January 14, 2006
FactCheck backs up anti-DeLay ad

And as I thought, the rejection of the anti-DeLay ad by Houston's wussy local TV stations has kept it in the news.

"We find that DeLay's lawyer mischaracterized what the ad said, and that the ad contains nothing that is strictly false," said Factcheck.org, a project of the Annenberg Public Policy Center of the University of Pennsylvania. "The worst we can say of the ad is that its ambiguous wording" could mislead viewers about the details of DeLay's interactions with former lobbyist Jack Abramoff, who has pleaded guilty to corruption charges and is cooperating with a federal investigation of lawmakers and their aides.

The review came after a lawyer for DeLay's re-election campaign, Don McGahn, this week contacted four Houston television stations that had sold airtime for the ad. McGahn called the spot "reckless, malicious and false" and hinted that the stations could face legal trouble if they ran it. They didn't.

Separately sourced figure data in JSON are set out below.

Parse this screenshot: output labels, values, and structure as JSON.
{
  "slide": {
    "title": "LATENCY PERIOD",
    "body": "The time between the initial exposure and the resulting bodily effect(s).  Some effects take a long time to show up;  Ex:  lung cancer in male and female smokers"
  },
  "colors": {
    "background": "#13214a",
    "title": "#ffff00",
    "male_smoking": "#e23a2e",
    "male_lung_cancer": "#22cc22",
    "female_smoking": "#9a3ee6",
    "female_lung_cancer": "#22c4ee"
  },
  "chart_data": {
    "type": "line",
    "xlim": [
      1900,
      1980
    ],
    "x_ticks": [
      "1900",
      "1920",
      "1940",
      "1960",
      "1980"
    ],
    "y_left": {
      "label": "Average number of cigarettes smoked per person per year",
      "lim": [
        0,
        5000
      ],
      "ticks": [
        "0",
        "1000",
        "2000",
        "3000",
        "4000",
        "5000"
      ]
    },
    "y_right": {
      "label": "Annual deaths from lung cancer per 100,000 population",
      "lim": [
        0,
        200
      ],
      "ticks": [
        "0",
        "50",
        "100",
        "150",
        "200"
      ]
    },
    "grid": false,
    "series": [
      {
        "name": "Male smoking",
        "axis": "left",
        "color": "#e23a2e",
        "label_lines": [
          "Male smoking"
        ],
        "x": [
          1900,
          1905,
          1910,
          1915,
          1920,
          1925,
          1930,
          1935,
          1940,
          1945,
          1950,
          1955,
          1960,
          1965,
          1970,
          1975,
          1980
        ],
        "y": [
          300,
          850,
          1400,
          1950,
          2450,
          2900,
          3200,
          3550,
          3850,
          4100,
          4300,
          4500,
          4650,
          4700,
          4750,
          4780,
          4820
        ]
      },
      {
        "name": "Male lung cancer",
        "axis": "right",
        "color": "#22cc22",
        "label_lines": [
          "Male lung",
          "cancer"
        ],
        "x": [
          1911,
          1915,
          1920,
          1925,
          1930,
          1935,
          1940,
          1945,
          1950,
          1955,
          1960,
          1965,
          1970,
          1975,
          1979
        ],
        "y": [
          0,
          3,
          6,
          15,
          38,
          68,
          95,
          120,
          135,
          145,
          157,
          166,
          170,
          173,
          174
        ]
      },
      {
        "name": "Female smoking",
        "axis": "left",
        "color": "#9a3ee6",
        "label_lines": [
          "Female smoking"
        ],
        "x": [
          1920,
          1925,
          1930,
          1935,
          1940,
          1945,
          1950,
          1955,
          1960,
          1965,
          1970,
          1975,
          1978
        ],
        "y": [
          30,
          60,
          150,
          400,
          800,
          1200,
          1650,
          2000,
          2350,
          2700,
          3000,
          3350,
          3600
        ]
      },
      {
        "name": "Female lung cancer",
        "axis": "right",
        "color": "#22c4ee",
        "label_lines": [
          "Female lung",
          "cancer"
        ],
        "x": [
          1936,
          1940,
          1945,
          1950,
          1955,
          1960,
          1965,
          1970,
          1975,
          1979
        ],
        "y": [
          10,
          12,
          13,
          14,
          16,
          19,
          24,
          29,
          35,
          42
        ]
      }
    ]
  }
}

With Factcheck.org's analysis in hand, the sponsoring groups are now encouraging Houston residents to contact the stations — KTRK (Channel 13), KRIV (Channel 26), KHOU (Channel 11) and KPRC (Channel 2) — and demand that they air the ad, which has appeared on cable stations in Houston and on the Internet.

The spot "contains important information about what Tom DeLay does in Washington and we think people in Houston need to know," said David Donnelly, national campaigns director of the Public Campaign Action Fund. The stations either did not return calls seeking comment or, when reached, declined to speak about the ad on Friday.

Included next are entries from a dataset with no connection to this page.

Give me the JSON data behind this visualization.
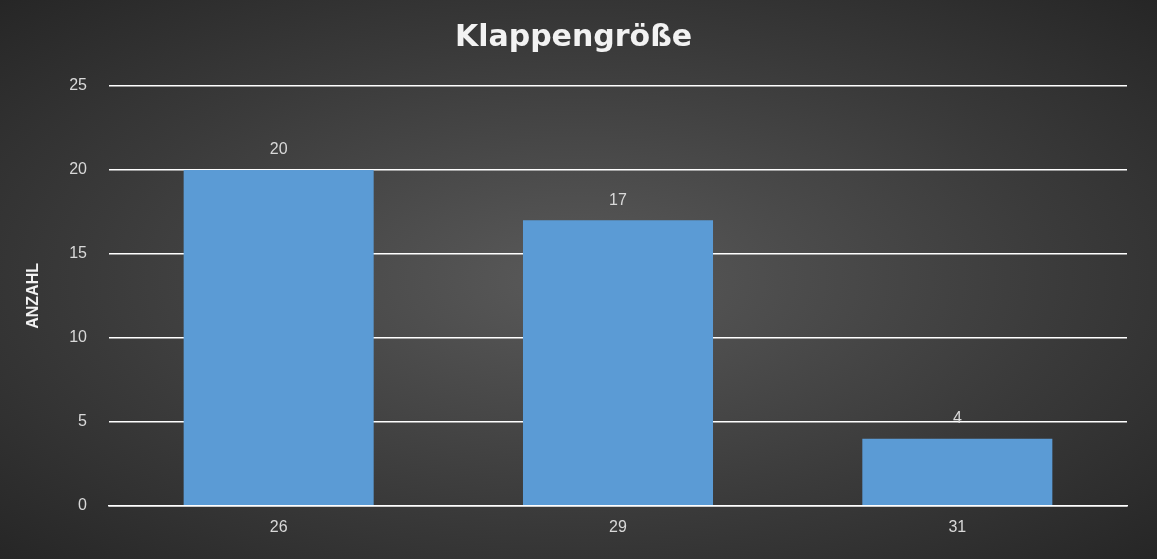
{
  "chart_data": {
    "type": "bar",
    "title": "Klappengröße",
    "ylabel": "ANZAHL",
    "categories": [
      "26",
      "29",
      "31"
    ],
    "values": [
      20,
      17,
      4
    ],
    "color": "#5b9bd5",
    "ylim": [
      0,
      25
    ],
    "yticks": [
      0,
      5,
      10,
      15,
      20,
      25
    ],
    "grid": "y",
    "legend": false,
    "data_labels": true
  }
}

Factcheck.org said, "The ad's wording was ambiguous ... The ad didn't say DeLay got the money directly, only that it 'allegedly' was to influence his vote. And the Post did in fact state just such an allegation."

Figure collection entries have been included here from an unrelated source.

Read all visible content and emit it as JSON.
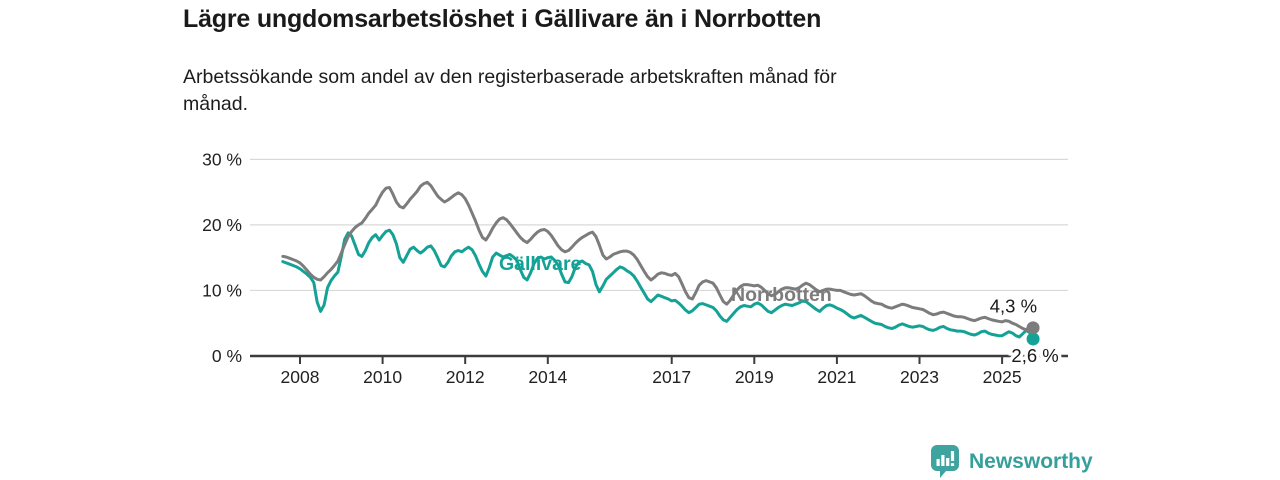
{
  "header": {
    "title": "Lägre ungdomsarbetslöshet i Gällivare än i Norrbotten",
    "subtitle": "Arbetssökande som andel av den registerbaserade arbetskraften månad för\nmånad."
  },
  "chart_data": {
    "type": "line",
    "title": "Lägre ungdomsarbetslöshet i Gällivare än i Norrbotten",
    "subtitle": "Arbetssökande som andel av den registerbaserade arbetskraften månad för månad.",
    "grid": "horizontal",
    "ylim": [
      0,
      30
    ],
    "y_axis": {
      "ticks": [
        {
          "value": 0,
          "label": "0 %"
        },
        {
          "value": 10,
          "label": "10 %"
        },
        {
          "value": 20,
          "label": "20 %"
        },
        {
          "value": 30,
          "label": "30 %"
        }
      ]
    },
    "x_axis": {
      "start_year": 2007,
      "start_month": 8,
      "frequency": "monthly",
      "ticks": [
        {
          "year": 2008,
          "label": "2008"
        },
        {
          "year": 2010,
          "label": "2010"
        },
        {
          "year": 2012,
          "label": "2012"
        },
        {
          "year": 2014,
          "label": "2014"
        },
        {
          "year": 2017,
          "label": "2017"
        },
        {
          "year": 2019,
          "label": "2019"
        },
        {
          "year": 2021,
          "label": "2021"
        },
        {
          "year": 2023,
          "label": "2023"
        },
        {
          "year": 2025,
          "label": "2025"
        }
      ]
    },
    "style": {
      "grid_color": "#d9d9d9",
      "axis_color": "#3c3c3c",
      "axis_text_color": "#222222",
      "annotation_color": "#1a1a1a"
    },
    "series": [
      {
        "name": "Gällivare",
        "color": "#15a296",
        "end_label": "2,6 %",
        "end_value": 2.6,
        "values": [
          14.4,
          14.2,
          14.0,
          13.8,
          13.6,
          13.3,
          12.9,
          12.5,
          12.0,
          11.2,
          8.2,
          6.8,
          7.8,
          10.4,
          11.5,
          12.2,
          12.8,
          15.2,
          17.8,
          18.8,
          18.3,
          16.9,
          15.5,
          15.2,
          16.1,
          17.3,
          18.1,
          18.5,
          17.7,
          18.4,
          19.0,
          19.2,
          18.5,
          17.1,
          15.0,
          14.3,
          15.3,
          16.3,
          16.6,
          16.1,
          15.7,
          16.1,
          16.6,
          16.8,
          16.1,
          15.0,
          13.8,
          13.6,
          14.3,
          15.3,
          15.9,
          16.1,
          15.9,
          16.3,
          16.6,
          16.2,
          15.3,
          14.0,
          12.9,
          12.2,
          13.5,
          15.1,
          15.7,
          15.4,
          15.1,
          15.3,
          15.5,
          15.1,
          14.6,
          13.2,
          12.0,
          11.6,
          12.7,
          14.1,
          14.9,
          15.1,
          14.8,
          15.0,
          15.1,
          14.6,
          13.9,
          12.5,
          11.3,
          11.2,
          12.1,
          13.5,
          14.3,
          14.5,
          14.1,
          13.9,
          12.9,
          10.9,
          9.8,
          10.7,
          11.7,
          12.2,
          12.7,
          13.2,
          13.6,
          13.4,
          13.0,
          12.7,
          12.2,
          11.4,
          10.5,
          9.6,
          8.7,
          8.3,
          8.8,
          9.3,
          9.1,
          8.9,
          8.7,
          8.4,
          8.5,
          8.1,
          7.6,
          7.0,
          6.6,
          6.9,
          7.4,
          7.9,
          8.0,
          7.8,
          7.6,
          7.4,
          6.9,
          6.1,
          5.5,
          5.3,
          5.9,
          6.5,
          7.1,
          7.5,
          7.7,
          7.6,
          7.5,
          7.9,
          8.1,
          7.8,
          7.3,
          6.8,
          6.6,
          7.0,
          7.4,
          7.7,
          7.9,
          7.8,
          7.7,
          7.9,
          8.1,
          8.4,
          8.3,
          7.9,
          7.5,
          7.1,
          6.8,
          7.3,
          7.7,
          7.8,
          7.6,
          7.3,
          7.1,
          6.8,
          6.4,
          6.0,
          5.8,
          6.0,
          6.2,
          5.9,
          5.6,
          5.3,
          5.0,
          4.9,
          4.8,
          4.5,
          4.3,
          4.2,
          4.4,
          4.7,
          4.9,
          4.7,
          4.5,
          4.4,
          4.5,
          4.6,
          4.5,
          4.2,
          4.0,
          3.9,
          4.1,
          4.4,
          4.5,
          4.2,
          4.0,
          3.9,
          3.8,
          3.8,
          3.7,
          3.5,
          3.3,
          3.2,
          3.4,
          3.7,
          3.8,
          3.5,
          3.3,
          3.2,
          3.1,
          3.1,
          3.4,
          3.7,
          3.5,
          3.1,
          2.9,
          3.4,
          3.9,
          3.6,
          2.6
        ]
      },
      {
        "name": "Norrbotten",
        "color": "#7c7c7c",
        "end_label": "4,3 %",
        "end_value": 4.3,
        "values": [
          15.2,
          15.1,
          14.9,
          14.7,
          14.5,
          14.2,
          13.7,
          13.1,
          12.5,
          12.0,
          11.7,
          11.6,
          12.1,
          12.7,
          13.2,
          13.8,
          14.5,
          15.7,
          17.0,
          18.2,
          19.0,
          19.6,
          20.0,
          20.3,
          21.0,
          21.8,
          22.4,
          23.0,
          24.1,
          25.0,
          25.6,
          25.7,
          24.7,
          23.5,
          22.8,
          22.6,
          23.2,
          23.9,
          24.5,
          25.1,
          25.9,
          26.3,
          26.5,
          26.0,
          25.2,
          24.4,
          23.9,
          23.5,
          23.8,
          24.2,
          24.6,
          24.9,
          24.6,
          24.0,
          23.0,
          21.8,
          20.6,
          19.2,
          18.1,
          17.7,
          18.5,
          19.5,
          20.3,
          20.9,
          21.1,
          20.8,
          20.2,
          19.5,
          18.8,
          18.1,
          17.6,
          17.3,
          17.8,
          18.4,
          18.9,
          19.2,
          19.3,
          19.0,
          18.4,
          17.6,
          16.8,
          16.2,
          15.9,
          16.1,
          16.6,
          17.2,
          17.7,
          18.1,
          18.4,
          18.7,
          18.9,
          18.2,
          16.9,
          15.4,
          14.8,
          15.1,
          15.5,
          15.7,
          15.9,
          16.0,
          16.0,
          15.8,
          15.4,
          14.7,
          13.8,
          12.9,
          12.1,
          11.6,
          12.0,
          12.5,
          12.7,
          12.6,
          12.4,
          12.3,
          12.6,
          12.1,
          11.0,
          9.8,
          8.9,
          8.7,
          9.7,
          10.8,
          11.3,
          11.5,
          11.3,
          11.1,
          10.4,
          9.3,
          8.3,
          7.9,
          8.5,
          9.3,
          10.1,
          10.6,
          10.9,
          10.9,
          10.8,
          10.7,
          10.8,
          10.5,
          10.0,
          9.5,
          9.2,
          9.4,
          9.8,
          10.2,
          10.4,
          10.4,
          10.3,
          10.2,
          10.4,
          10.8,
          11.1,
          10.9,
          10.5,
          10.1,
          9.8,
          10.0,
          10.2,
          10.2,
          10.1,
          10.0,
          10.0,
          9.8,
          9.6,
          9.4,
          9.3,
          9.4,
          9.5,
          9.2,
          8.8,
          8.4,
          8.1,
          8.0,
          7.9,
          7.6,
          7.4,
          7.3,
          7.5,
          7.7,
          7.9,
          7.8,
          7.6,
          7.4,
          7.3,
          7.2,
          7.1,
          6.8,
          6.5,
          6.3,
          6.4,
          6.6,
          6.7,
          6.5,
          6.3,
          6.1,
          6.0,
          6.0,
          5.9,
          5.7,
          5.5,
          5.4,
          5.6,
          5.8,
          5.9,
          5.7,
          5.5,
          5.4,
          5.3,
          5.2,
          5.4,
          5.3,
          5.0,
          4.8,
          4.5,
          4.2,
          4.0,
          4.5,
          4.3
        ]
      }
    ]
  },
  "footer": {
    "brand": "Newsworthy",
    "brand_color": "#35a09b",
    "icon": "newsworthy-speech-bubble-bar-chart-icon",
    "icon_color": "#3fa3a0"
  }
}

The reference to Russian tycoons "could certainly give viewers the impression that DeLay is being accused of worse things than the Post actually reported. But the words are hardly 'the opposite' of the Post's reporting, as DeLay's lawyer claimed."

The full analysis is here. FactCheck.org doesn't exactly have the best reputation among liberal bloggers, so I'm not going to do a 180 here and proclaim that their stamp of approval on this ad erases all doubts about it. Read their piece, view the ad, and compare it to the original WaPo piece on which the ad was based, then come to your own conclusions. And wonder again if any of our pusillanimous local stations have anyone on staff who could have given them an opinion as to whether they should have listened to DeLay's lawyer or called his bluff and told him to go pound sand.

Posted by Charles Kuffner on January 14, 2006 to Scandalized! | TrackBack

The Chronicle has the new DeLay poll online now.

Only problem is --- the headline write obviously couldn't spell "crater" so they used "erode."

Check the raw numbers, too.

Posted by: Susan on January 14, 2006 6:59 PM

The big knock liberals have against FactCheck is that they practice "false balance" - for every distortion by one side, they feel compelled to find an "equivalent" distortion by the other, often to the point of "balancing" egregious GOP lies with technical quibbles or even wholly imaginary concerns about "misleading" Democratic ads (as the Atrios link hilariously demonstrates). Presumably, that's why Cheney felt comfortable referencing them (even though he got their domain name wrong) in his debate against Edwards.

That said, they do good work and are worth reading. Just don't take their (or anyone's) word as final on every topic.